The federal officer removal statute, 28 U.S.C. § 1442(a)(1), permits removal of suits brought against the “United States or any agency thereof or any officer (or any person acting under that officer) of the United States or of any agency thereof, sued in an official or individual capacity for any act under color of such office” (italics added). The Supreme Court recognized that the phrase “acting under” are “broad” and that “the statute must be ‘liberally construed,’” but added that “broad language is not limitless.” Watson, at 3 (citations omitted). The High Court’s analysis of the legislative history led it to conclude that the Congressional intent was to cover persons “aiding or assisting” federal officers in the performance of their duties, or acting directly “under or by authority of any such officer.” Id., at 3-7. So viewed, the Supreme Court held that the words “acting under” in the federal officer removal statute must be a reference to “a relationship that involves ‘acting in a certain capacity, considered in relation to one holding a superior position or office.’” Id., at 7. “In our view, the help or assistance necessary to bring a private person within the scope of the statute does not include simply complying with the law.” Id., at 8 (italics in original).

The Supreme Court summarized its holding at page 9 as follows: “The upshot is that a highly regulated firm cannot find a statutory basis for removal in the fact of federal regulation alone.
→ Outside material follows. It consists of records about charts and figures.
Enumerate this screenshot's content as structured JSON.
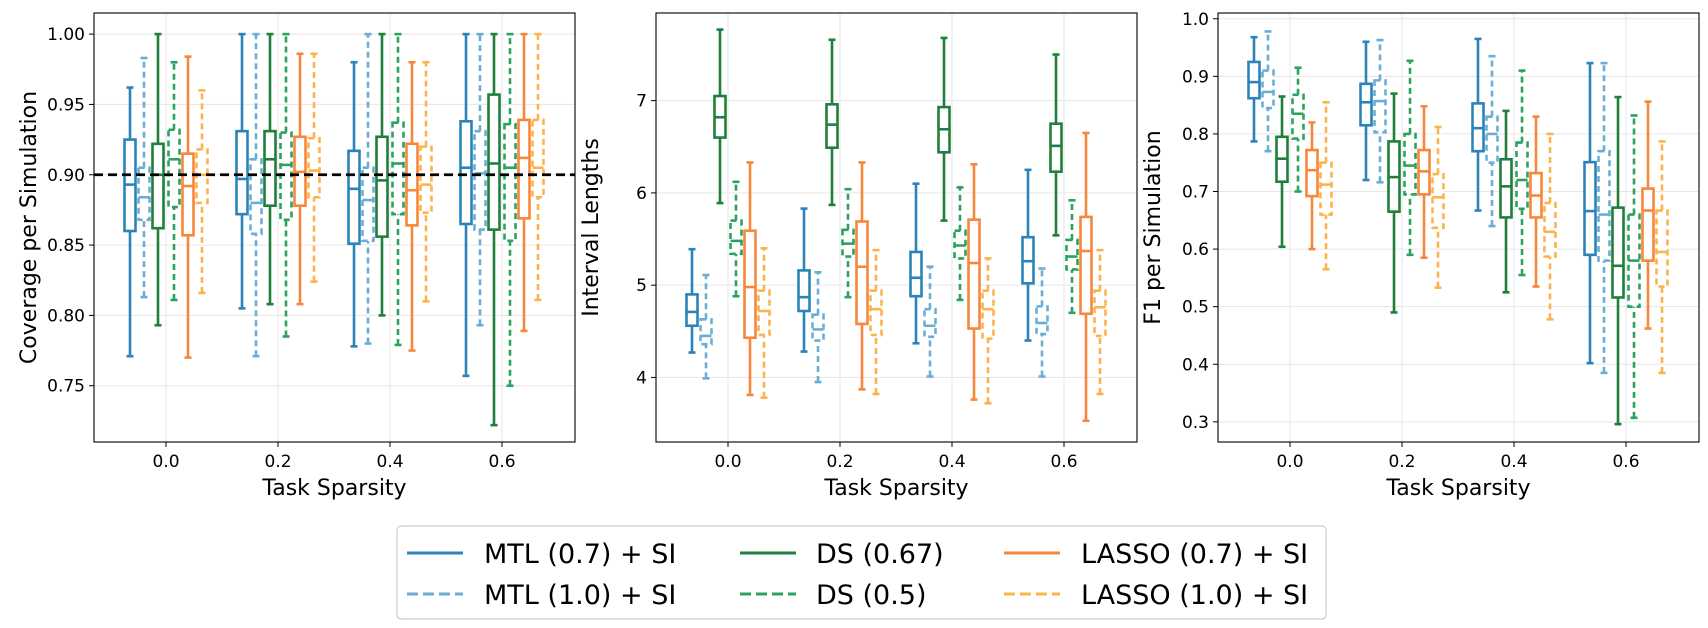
{
  "series_styles": [
    {
      "key": "mtl07",
      "color": "#2b83ba",
      "dashed": false
    },
    {
      "key": "mtl10",
      "color": "#6aaed6",
      "dashed": true
    },
    {
      "key": "ds067",
      "color": "#1f7f3b",
      "dashed": false
    },
    {
      "key": "ds05",
      "color": "#2ca25f",
      "dashed": true
    },
    {
      "key": "lasso07",
      "color": "#f7873a",
      "dashed": false
    },
    {
      "key": "lasso10",
      "color": "#fdb24c",
      "dashed": true
    }
  ],
  "legend": {
    "items": [
      "MTL (0.7) + SI",
      "MTL (1.0) + SI",
      "DS (0.67)",
      "DS (0.5)",
      "LASSO (0.7) + SI",
      "LASSO (1.0) + SI"
    ]
  },
  "chart_data": [
    {
      "type": "box",
      "title": "",
      "xlabel": "Task Sparsity",
      "ylabel": "Coverage per Simulation",
      "categories": [
        "0.0",
        "0.2",
        "0.4",
        "0.6"
      ],
      "ylim": [
        0.71,
        1.015
      ],
      "yticks": [
        "0.75",
        "0.80",
        "0.85",
        "0.90",
        "0.95",
        "1.00"
      ],
      "reference_line": 0.9,
      "series": [
        {
          "name": "MTL (0.7) + SI",
          "boxes": [
            [
              0.771,
              0.86,
              0.893,
              0.925,
              0.962
            ],
            [
              0.805,
              0.872,
              0.897,
              0.931,
              1.0
            ],
            [
              0.778,
              0.851,
              0.89,
              0.917,
              0.98
            ],
            [
              0.757,
              0.865,
              0.905,
              0.938,
              1.0
            ]
          ]
        },
        {
          "name": "MTL (1.0) + SI",
          "boxes": [
            [
              0.813,
              0.868,
              0.884,
              0.905,
              0.983
            ],
            [
              0.771,
              0.858,
              0.88,
              0.911,
              1.0
            ],
            [
              0.78,
              0.853,
              0.882,
              0.905,
              1.0
            ],
            [
              0.793,
              0.861,
              0.901,
              0.931,
              1.0
            ]
          ]
        },
        {
          "name": "DS (0.67)",
          "boxes": [
            [
              0.793,
              0.862,
              0.9,
              0.922,
              1.0
            ],
            [
              0.808,
              0.878,
              0.911,
              0.931,
              1.0
            ],
            [
              0.8,
              0.856,
              0.896,
              0.927,
              1.0
            ],
            [
              0.722,
              0.861,
              0.908,
              0.957,
              1.0
            ]
          ]
        },
        {
          "name": "DS (0.5)",
          "boxes": [
            [
              0.811,
              0.877,
              0.911,
              0.932,
              0.98
            ],
            [
              0.785,
              0.868,
              0.907,
              0.93,
              1.0
            ],
            [
              0.779,
              0.872,
              0.908,
              0.937,
              1.0
            ],
            [
              0.75,
              0.853,
              0.905,
              0.936,
              1.0
            ]
          ]
        },
        {
          "name": "LASSO (0.7) + SI",
          "boxes": [
            [
              0.77,
              0.857,
              0.892,
              0.915,
              0.984
            ],
            [
              0.808,
              0.878,
              0.902,
              0.927,
              0.986
            ],
            [
              0.775,
              0.864,
              0.889,
              0.922,
              0.98
            ],
            [
              0.789,
              0.869,
              0.912,
              0.939,
              1.0
            ]
          ]
        },
        {
          "name": "LASSO (1.0) + SI",
          "boxes": [
            [
              0.816,
              0.88,
              0.9,
              0.918,
              0.96
            ],
            [
              0.824,
              0.884,
              0.903,
              0.926,
              0.986
            ],
            [
              0.81,
              0.873,
              0.893,
              0.92,
              0.98
            ],
            [
              0.811,
              0.884,
              0.905,
              0.939,
              1.0
            ]
          ]
        }
      ]
    },
    {
      "type": "box",
      "title": "",
      "xlabel": "Task Sparsity",
      "ylabel": "Interval Lengths",
      "categories": [
        "0.0",
        "0.2",
        "0.4",
        "0.6"
      ],
      "ylim": [
        3.3,
        7.95
      ],
      "yticks": [
        "4",
        "5",
        "6",
        "7"
      ],
      "series": [
        {
          "name": "MTL (0.7) + SI",
          "boxes": [
            [
              4.27,
              4.56,
              4.71,
              4.9,
              5.39
            ],
            [
              4.28,
              4.72,
              4.87,
              5.16,
              5.83
            ],
            [
              4.37,
              4.88,
              5.08,
              5.36,
              6.1
            ],
            [
              4.4,
              5.02,
              5.26,
              5.52,
              6.25
            ]
          ]
        },
        {
          "name": "MTL (1.0) + SI",
          "boxes": [
            [
              3.99,
              4.36,
              4.45,
              4.63,
              5.11
            ],
            [
              3.95,
              4.4,
              4.52,
              4.68,
              5.14
            ],
            [
              4.01,
              4.44,
              4.56,
              4.74,
              5.2
            ],
            [
              4.01,
              4.47,
              4.59,
              4.77,
              5.18
            ]
          ]
        },
        {
          "name": "DS (0.67)",
          "boxes": [
            [
              5.89,
              6.6,
              6.82,
              7.05,
              7.77
            ],
            [
              5.87,
              6.49,
              6.74,
              6.96,
              7.66
            ],
            [
              5.7,
              6.44,
              6.69,
              6.93,
              7.68
            ],
            [
              5.54,
              6.23,
              6.51,
              6.75,
              7.5
            ]
          ]
        },
        {
          "name": "DS (0.5)",
          "boxes": [
            [
              4.88,
              5.34,
              5.48,
              5.7,
              6.12
            ],
            [
              4.87,
              5.31,
              5.45,
              5.6,
              6.04
            ],
            [
              4.84,
              5.29,
              5.43,
              5.59,
              6.06
            ],
            [
              4.7,
              5.17,
              5.31,
              5.49,
              5.92
            ]
          ]
        },
        {
          "name": "LASSO (0.7) + SI",
          "boxes": [
            [
              3.81,
              4.43,
              4.98,
              5.59,
              6.33
            ],
            [
              3.87,
              4.58,
              5.2,
              5.69,
              6.33
            ],
            [
              3.76,
              4.53,
              5.24,
              5.71,
              6.31
            ],
            [
              3.53,
              4.69,
              5.37,
              5.74,
              6.65
            ]
          ]
        },
        {
          "name": "LASSO (1.0) + SI",
          "boxes": [
            [
              3.78,
              4.46,
              4.72,
              4.94,
              5.4
            ],
            [
              3.82,
              4.46,
              4.74,
              4.94,
              5.38
            ],
            [
              3.72,
              4.42,
              4.74,
              4.94,
              5.29
            ],
            [
              3.82,
              4.45,
              4.76,
              4.94,
              5.38
            ]
          ]
        }
      ]
    },
    {
      "type": "box",
      "title": "",
      "xlabel": "Task Sparsity",
      "ylabel": "F1 per Simulation",
      "categories": [
        "0.0",
        "0.2",
        "0.4",
        "0.6"
      ],
      "ylim": [
        0.265,
        1.01
      ],
      "yticks": [
        "0.3",
        "0.4",
        "0.5",
        "0.6",
        "0.7",
        "0.8",
        "0.9",
        "1.0"
      ],
      "series": [
        {
          "name": "MTL (0.7) + SI",
          "boxes": [
            [
              0.787,
              0.862,
              0.89,
              0.925,
              0.968
            ],
            [
              0.72,
              0.815,
              0.855,
              0.887,
              0.96
            ],
            [
              0.667,
              0.77,
              0.81,
              0.853,
              0.965
            ],
            [
              0.402,
              0.59,
              0.666,
              0.751,
              0.923
            ]
          ]
        },
        {
          "name": "MTL (1.0) + SI",
          "boxes": [
            [
              0.77,
              0.845,
              0.873,
              0.91,
              0.978
            ],
            [
              0.716,
              0.803,
              0.857,
              0.893,
              0.963
            ],
            [
              0.64,
              0.75,
              0.8,
              0.83,
              0.935
            ],
            [
              0.385,
              0.58,
              0.66,
              0.77,
              0.923
            ]
          ]
        },
        {
          "name": "DS (0.67)",
          "boxes": [
            [
              0.604,
              0.717,
              0.757,
              0.795,
              0.865
            ],
            [
              0.49,
              0.665,
              0.725,
              0.787,
              0.87
            ],
            [
              0.525,
              0.655,
              0.709,
              0.756,
              0.84
            ],
            [
              0.296,
              0.516,
              0.571,
              0.672,
              0.864
            ]
          ]
        },
        {
          "name": "DS (0.5)",
          "boxes": [
            [
              0.7,
              0.792,
              0.835,
              0.868,
              0.915
            ],
            [
              0.59,
              0.695,
              0.745,
              0.8,
              0.927
            ],
            [
              0.555,
              0.67,
              0.72,
              0.785,
              0.91
            ],
            [
              0.307,
              0.5,
              0.58,
              0.66,
              0.832
            ]
          ]
        },
        {
          "name": "LASSO (0.7) + SI",
          "boxes": [
            [
              0.6,
              0.692,
              0.737,
              0.772,
              0.82
            ],
            [
              0.585,
              0.695,
              0.735,
              0.772,
              0.848
            ],
            [
              0.535,
              0.655,
              0.693,
              0.732,
              0.83
            ],
            [
              0.462,
              0.58,
              0.667,
              0.705,
              0.856
            ]
          ]
        },
        {
          "name": "LASSO (1.0) + SI",
          "boxes": [
            [
              0.565,
              0.66,
              0.712,
              0.75,
              0.855
            ],
            [
              0.533,
              0.637,
              0.69,
              0.73,
              0.812
            ],
            [
              0.478,
              0.587,
              0.63,
              0.68,
              0.8
            ],
            [
              0.385,
              0.535,
              0.595,
              0.667,
              0.787
            ]
          ]
        }
      ]
    }
  ]
}
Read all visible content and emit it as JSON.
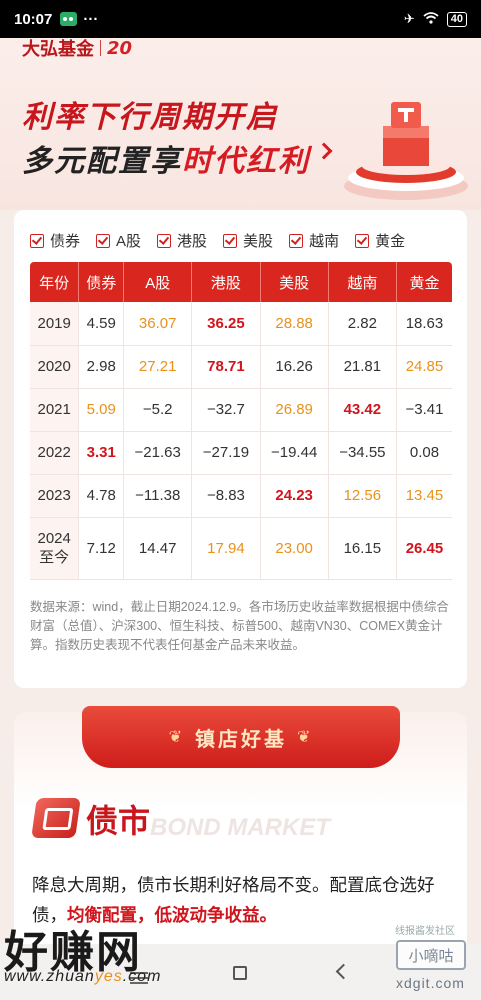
{
  "status_bar": {
    "time": "10:07",
    "dots": "···",
    "battery": "40"
  },
  "header": {
    "brand": "大弘基金",
    "anniversary": "20",
    "headline1": "利率下行周期开启",
    "headline2_a": "多元配置享",
    "headline2_b": "时代红利"
  },
  "filters": [
    "债券",
    "A股",
    "港股",
    "美股",
    "越南",
    "黄金"
  ],
  "table": {
    "headers": [
      "年份",
      "债券",
      "A股",
      "港股",
      "美股",
      "越南",
      "黄金"
    ],
    "rows": [
      {
        "year": "2019",
        "cells": [
          {
            "v": "4.59",
            "c": "nrm"
          },
          {
            "v": "36.07",
            "c": "org"
          },
          {
            "v": "36.25",
            "c": "red"
          },
          {
            "v": "28.88",
            "c": "org"
          },
          {
            "v": "2.82",
            "c": "nrm"
          },
          {
            "v": "18.63",
            "c": "nrm"
          }
        ]
      },
      {
        "year": "2020",
        "cells": [
          {
            "v": "2.98",
            "c": "nrm"
          },
          {
            "v": "27.21",
            "c": "org"
          },
          {
            "v": "78.71",
            "c": "red"
          },
          {
            "v": "16.26",
            "c": "nrm"
          },
          {
            "v": "21.81",
            "c": "nrm"
          },
          {
            "v": "24.85",
            "c": "org"
          }
        ]
      },
      {
        "year": "2021",
        "cells": [
          {
            "v": "5.09",
            "c": "org"
          },
          {
            "v": "−5.2",
            "c": "nrm"
          },
          {
            "v": "−32.7",
            "c": "nrm"
          },
          {
            "v": "26.89",
            "c": "org"
          },
          {
            "v": "43.42",
            "c": "red"
          },
          {
            "v": "−3.41",
            "c": "nrm"
          }
        ]
      },
      {
        "year": "2022",
        "cells": [
          {
            "v": "3.31",
            "c": "red"
          },
          {
            "v": "−21.63",
            "c": "nrm"
          },
          {
            "v": "−27.19",
            "c": "nrm"
          },
          {
            "v": "−19.44",
            "c": "nrm"
          },
          {
            "v": "−34.55",
            "c": "nrm"
          },
          {
            "v": "0.08",
            "c": "nrm"
          }
        ]
      },
      {
        "year": "2023",
        "cells": [
          {
            "v": "4.78",
            "c": "nrm"
          },
          {
            "v": "−11.38",
            "c": "nrm"
          },
          {
            "v": "−8.83",
            "c": "nrm"
          },
          {
            "v": "24.23",
            "c": "red"
          },
          {
            "v": "12.56",
            "c": "org"
          },
          {
            "v": "13.45",
            "c": "org"
          }
        ]
      },
      {
        "year": "2024",
        "year2": "至今",
        "cells": [
          {
            "v": "7.12",
            "c": "nrm"
          },
          {
            "v": "14.47",
            "c": "nrm"
          },
          {
            "v": "17.94",
            "c": "org"
          },
          {
            "v": "23.00",
            "c": "org"
          },
          {
            "v": "16.15",
            "c": "nrm"
          },
          {
            "v": "26.45",
            "c": "red"
          }
        ]
      }
    ]
  },
  "footnote": "数据来源：wind，截止日期2024.12.9。各市场历史收益率数据根据中债综合财富（总值）、沪深300、恒生科技、标普500、越南VN30、COMEX黄金计算。指数历史表现不代表任何基金产品未来收益。",
  "section": {
    "ribbon": "镇店好基",
    "title": "债市",
    "title_en": "BOND MARKET",
    "text_a": "降息大周期，债市长期利好格局不变。配置底仓选好债，",
    "text_em": "均衡配置，低波动争收益。"
  },
  "watermarks": {
    "left_big": "好赚网",
    "left_url_a": "www.zhuan",
    "left_url_b": "yes",
    "left_url_c": ".com",
    "right_small": "线报酱发社区",
    "right_box": "小嘀咕",
    "right_url": "xdgit.com"
  },
  "colors": {
    "accent": "#d9261f",
    "orange": "#e8921b",
    "red": "#d0161c"
  }
}
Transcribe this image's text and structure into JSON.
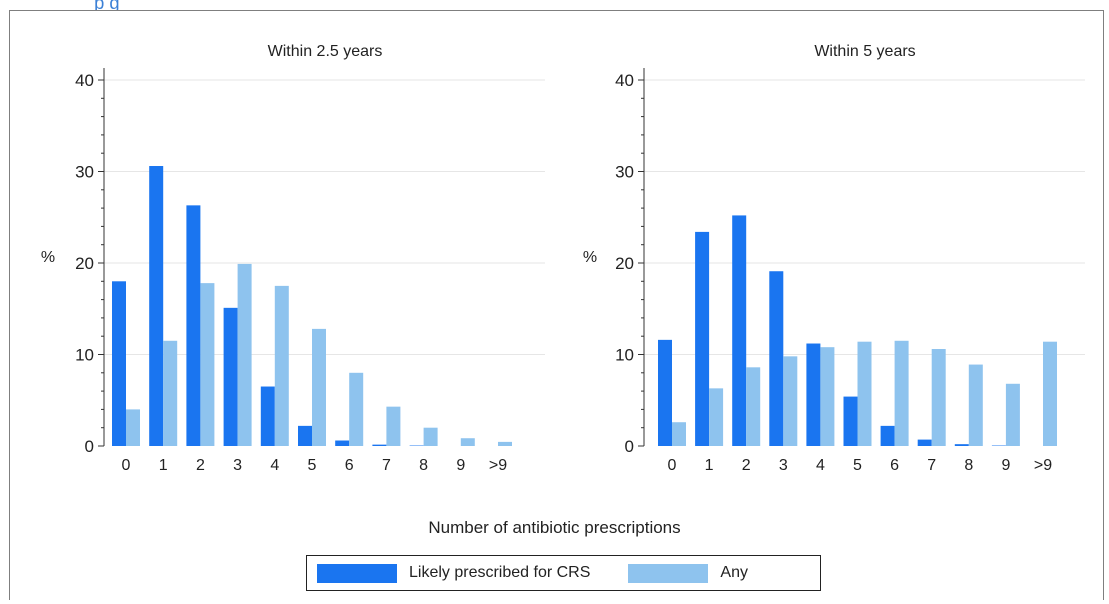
{
  "colors": {
    "series1": "#1a75f0",
    "series2": "#8ec3ee",
    "header_bar": "#3b80d6",
    "grid": "#e6e6e6",
    "axis": "#333333"
  },
  "header": {
    "fragment": "p     g"
  },
  "chart_data": [
    {
      "type": "bar",
      "title": "Within 2.5 years",
      "ylabel": "%",
      "xlabel": "Number of antibiotic prescriptions",
      "ylim": [
        0,
        40
      ],
      "yticks": [
        0,
        10,
        20,
        30,
        40
      ],
      "categories": [
        "0",
        "1",
        "2",
        "3",
        "4",
        "5",
        "6",
        "7",
        "8",
        "9",
        ">9"
      ],
      "series": [
        {
          "name": "Likely prescribed for CRS",
          "values": [
            18.0,
            30.6,
            26.3,
            15.1,
            6.5,
            2.2,
            0.6,
            0.15,
            0.05,
            0.0,
            0.0
          ]
        },
        {
          "name": "Any",
          "values": [
            4.0,
            11.5,
            17.8,
            19.9,
            17.5,
            12.8,
            8.0,
            4.3,
            2.0,
            0.85,
            0.45
          ]
        }
      ]
    },
    {
      "type": "bar",
      "title": "Within 5 years",
      "ylabel": "%",
      "xlabel": "Number of antibiotic prescriptions",
      "ylim": [
        0,
        40
      ],
      "yticks": [
        0,
        10,
        20,
        30,
        40
      ],
      "categories": [
        "0",
        "1",
        "2",
        "3",
        "4",
        "5",
        "6",
        "7",
        "8",
        "9",
        ">9"
      ],
      "series": [
        {
          "name": "Likely prescribed for CRS",
          "values": [
            11.6,
            23.4,
            25.2,
            19.1,
            11.2,
            5.4,
            2.2,
            0.7,
            0.2,
            0.05,
            0.0
          ]
        },
        {
          "name": "Any",
          "values": [
            2.6,
            6.3,
            8.6,
            9.8,
            10.8,
            11.4,
            11.5,
            10.6,
            8.9,
            6.8,
            11.4
          ]
        }
      ]
    }
  ],
  "legend": {
    "items": [
      "Likely prescribed for CRS",
      "Any"
    ]
  },
  "xaxis_title": "Number of antibiotic prescriptions"
}
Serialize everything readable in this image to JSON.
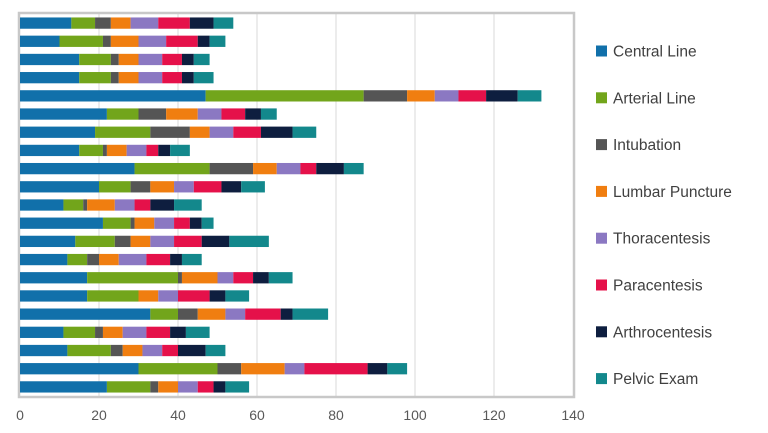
{
  "chart_data": {
    "type": "bar",
    "orientation": "horizontal",
    "stacked": true,
    "title": "",
    "xlabel": "",
    "ylabel": "",
    "xlim": [
      0,
      140
    ],
    "x_ticks": [
      0,
      20,
      40,
      60,
      80,
      100,
      120,
      140
    ],
    "grid": "vertical",
    "legend_position": "right",
    "series": [
      {
        "name": "Central Line",
        "color": "#1170AA",
        "values": [
          13,
          10,
          15,
          15,
          47,
          22,
          19,
          15,
          29,
          20,
          11,
          21,
          14,
          12,
          17,
          17,
          33,
          11,
          12,
          30,
          22
        ]
      },
      {
        "name": "Arterial Line",
        "color": "#72A51B",
        "values": [
          6,
          11,
          8,
          8,
          40,
          8,
          14,
          6,
          19,
          8,
          5,
          7,
          10,
          5,
          23,
          13,
          7,
          8,
          11,
          20,
          11
        ]
      },
      {
        "name": "Intubation",
        "color": "#555555",
        "values": [
          4,
          2,
          2,
          2,
          11,
          7,
          10,
          1,
          11,
          5,
          1,
          1,
          4,
          3,
          1,
          0,
          5,
          2,
          3,
          6,
          2
        ]
      },
      {
        "name": "Lumbar Puncture",
        "color": "#F07E10",
        "values": [
          5,
          7,
          5,
          5,
          7,
          8,
          5,
          5,
          6,
          6,
          7,
          5,
          5,
          5,
          9,
          5,
          7,
          5,
          5,
          11,
          5
        ]
      },
      {
        "name": "Thoracentesis",
        "color": "#8B78C2",
        "values": [
          7,
          7,
          6,
          6,
          6,
          6,
          6,
          5,
          6,
          5,
          5,
          5,
          6,
          7,
          4,
          5,
          5,
          6,
          5,
          5,
          5
        ]
      },
      {
        "name": "Paracentesis",
        "color": "#E5114A",
        "values": [
          8,
          8,
          5,
          5,
          7,
          6,
          7,
          3,
          4,
          7,
          4,
          4,
          7,
          6,
          5,
          8,
          9,
          6,
          4,
          16,
          4
        ]
      },
      {
        "name": "Arthrocentesis",
        "color": "#0E1E3F",
        "values": [
          6,
          3,
          3,
          3,
          8,
          4,
          8,
          3,
          7,
          5,
          6,
          3,
          7,
          3,
          4,
          4,
          3,
          4,
          7,
          5,
          3
        ]
      },
      {
        "name": "Pelvic Exam",
        "color": "#13888C",
        "values": [
          5,
          4,
          4,
          5,
          6,
          4,
          6,
          5,
          5,
          6,
          7,
          3,
          10,
          5,
          6,
          6,
          9,
          6,
          5,
          5,
          6
        ]
      }
    ]
  }
}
A private firm’s compliance (or noncompliance) with federal laws, rules, and regulations does not by itself fall within the scope of the statutory phrase ‘acting under’ a federal ‘official.’ And that is so even if the regulation is highly detailed and even if the private firm’s activities are highly supervised and monitored. A contrary determination would expand the scope of the statute considerably….” Accordingly, a unanimous Supreme Court reversed the Eighth Circuit. Id., at 14.